Qu’ils le veuillent ou non, de nombreux internautes ont été confrontés cette semaine avec ces vidéos, qui ont inondé la toile, a rapporté CNN vendredi.
En effet, seulement quelques minutes après que Charlie Kirk ait été abattu par balle en pleine conférence sur un campus universitaire dans l'Utah mercredi, les vidéos sanglantes montrant l’affaire, sans filtre ni avertissement, circulaient déjà sur les réseaux sociaux.

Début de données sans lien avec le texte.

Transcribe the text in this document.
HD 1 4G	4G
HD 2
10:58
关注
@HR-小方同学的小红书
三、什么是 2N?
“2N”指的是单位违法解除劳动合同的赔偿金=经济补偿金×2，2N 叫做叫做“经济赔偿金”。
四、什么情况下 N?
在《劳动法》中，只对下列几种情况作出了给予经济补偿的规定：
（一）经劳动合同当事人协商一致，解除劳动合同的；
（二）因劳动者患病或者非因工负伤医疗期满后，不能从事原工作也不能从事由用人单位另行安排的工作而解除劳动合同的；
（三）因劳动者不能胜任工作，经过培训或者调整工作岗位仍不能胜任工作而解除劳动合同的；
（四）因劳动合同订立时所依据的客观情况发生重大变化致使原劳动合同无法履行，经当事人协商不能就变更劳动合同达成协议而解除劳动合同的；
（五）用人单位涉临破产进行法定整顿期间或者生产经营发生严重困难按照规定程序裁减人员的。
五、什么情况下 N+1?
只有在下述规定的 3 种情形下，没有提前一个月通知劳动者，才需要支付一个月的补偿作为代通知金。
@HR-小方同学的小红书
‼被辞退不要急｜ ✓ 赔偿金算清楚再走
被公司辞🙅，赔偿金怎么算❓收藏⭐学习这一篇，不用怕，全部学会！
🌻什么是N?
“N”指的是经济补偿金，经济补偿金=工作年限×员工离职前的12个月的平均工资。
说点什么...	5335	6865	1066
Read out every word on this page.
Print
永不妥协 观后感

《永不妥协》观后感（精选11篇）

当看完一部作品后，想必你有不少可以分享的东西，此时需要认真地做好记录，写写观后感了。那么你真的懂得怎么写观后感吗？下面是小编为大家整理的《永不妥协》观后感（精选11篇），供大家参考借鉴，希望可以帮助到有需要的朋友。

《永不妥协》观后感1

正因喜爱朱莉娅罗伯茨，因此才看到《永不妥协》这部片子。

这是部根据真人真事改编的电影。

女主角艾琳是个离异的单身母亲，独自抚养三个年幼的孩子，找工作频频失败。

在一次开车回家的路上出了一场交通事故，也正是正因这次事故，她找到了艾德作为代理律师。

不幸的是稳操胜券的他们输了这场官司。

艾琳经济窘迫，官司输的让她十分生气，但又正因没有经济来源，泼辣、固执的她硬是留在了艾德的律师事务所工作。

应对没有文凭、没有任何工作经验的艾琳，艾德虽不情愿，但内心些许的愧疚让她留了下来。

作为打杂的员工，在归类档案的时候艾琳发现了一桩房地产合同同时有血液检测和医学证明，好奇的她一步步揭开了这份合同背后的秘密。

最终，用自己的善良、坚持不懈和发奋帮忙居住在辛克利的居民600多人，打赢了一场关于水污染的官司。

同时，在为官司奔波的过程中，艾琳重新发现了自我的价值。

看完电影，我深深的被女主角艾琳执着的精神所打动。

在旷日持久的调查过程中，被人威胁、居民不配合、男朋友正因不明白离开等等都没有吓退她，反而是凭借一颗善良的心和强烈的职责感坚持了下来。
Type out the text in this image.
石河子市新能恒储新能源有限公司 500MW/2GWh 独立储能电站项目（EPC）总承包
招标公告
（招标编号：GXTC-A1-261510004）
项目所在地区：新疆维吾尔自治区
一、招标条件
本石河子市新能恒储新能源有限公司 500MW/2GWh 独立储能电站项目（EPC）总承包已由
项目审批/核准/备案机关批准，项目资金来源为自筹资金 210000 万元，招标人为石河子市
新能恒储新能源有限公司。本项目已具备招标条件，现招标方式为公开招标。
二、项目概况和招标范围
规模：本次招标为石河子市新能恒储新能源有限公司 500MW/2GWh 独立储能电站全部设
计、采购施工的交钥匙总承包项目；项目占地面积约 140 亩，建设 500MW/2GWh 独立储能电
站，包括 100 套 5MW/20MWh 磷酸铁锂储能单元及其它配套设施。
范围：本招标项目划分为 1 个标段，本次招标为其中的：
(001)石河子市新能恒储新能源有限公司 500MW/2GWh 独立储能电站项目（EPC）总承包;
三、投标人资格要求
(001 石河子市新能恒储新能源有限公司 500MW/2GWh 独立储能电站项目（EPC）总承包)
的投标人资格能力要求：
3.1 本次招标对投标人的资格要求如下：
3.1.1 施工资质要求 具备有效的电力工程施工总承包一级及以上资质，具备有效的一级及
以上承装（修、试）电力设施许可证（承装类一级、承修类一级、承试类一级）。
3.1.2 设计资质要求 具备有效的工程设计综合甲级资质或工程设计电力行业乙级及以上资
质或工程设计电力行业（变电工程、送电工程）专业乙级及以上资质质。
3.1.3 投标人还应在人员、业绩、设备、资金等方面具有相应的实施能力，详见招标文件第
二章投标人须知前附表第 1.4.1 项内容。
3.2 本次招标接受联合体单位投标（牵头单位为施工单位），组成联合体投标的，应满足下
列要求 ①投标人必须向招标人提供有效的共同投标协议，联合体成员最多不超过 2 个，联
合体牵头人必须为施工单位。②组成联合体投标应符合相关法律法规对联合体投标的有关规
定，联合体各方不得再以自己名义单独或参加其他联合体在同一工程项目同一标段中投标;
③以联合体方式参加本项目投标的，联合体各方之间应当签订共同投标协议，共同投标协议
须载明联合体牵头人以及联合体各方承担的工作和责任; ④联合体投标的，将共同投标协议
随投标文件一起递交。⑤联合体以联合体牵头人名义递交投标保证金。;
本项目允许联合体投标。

Et dans les jours précédents, ce sont les images du meurtre horrible de la jeune Ukrainienne, Iryna Zarutska, dans un train de la Caroline du Nord, qui ont horrifié la toile alors qu’on peut y voir non seulement l’attaque non provoquée, mais aussi les derniers instants de la victime jusqu’à sa perte de conscience, sans censure.

Ces vidéos ont ravivé les appels aux géants du web pour qu'ils exercent un plus grand contrôle sur le contenu diffusé sur les plateformes, alors que certains réseaux sociaux auraient réduit leurs efforts de modération, selon le média anglophone.
La plupart autorisent le contenu violent, mais imposent des restrictions et des avertissements sur les contenus sanglants ou particulièrement graphiques, en bloquant le contenu aux jeunes utilisateurs, selon CNN.
En faisant simplement défiler les vidéos sur X, TikTok, Facebook, Instagram et YouTube, il est ainsi possible de se retrouver face à ce genre de contenu particulièrement sensible.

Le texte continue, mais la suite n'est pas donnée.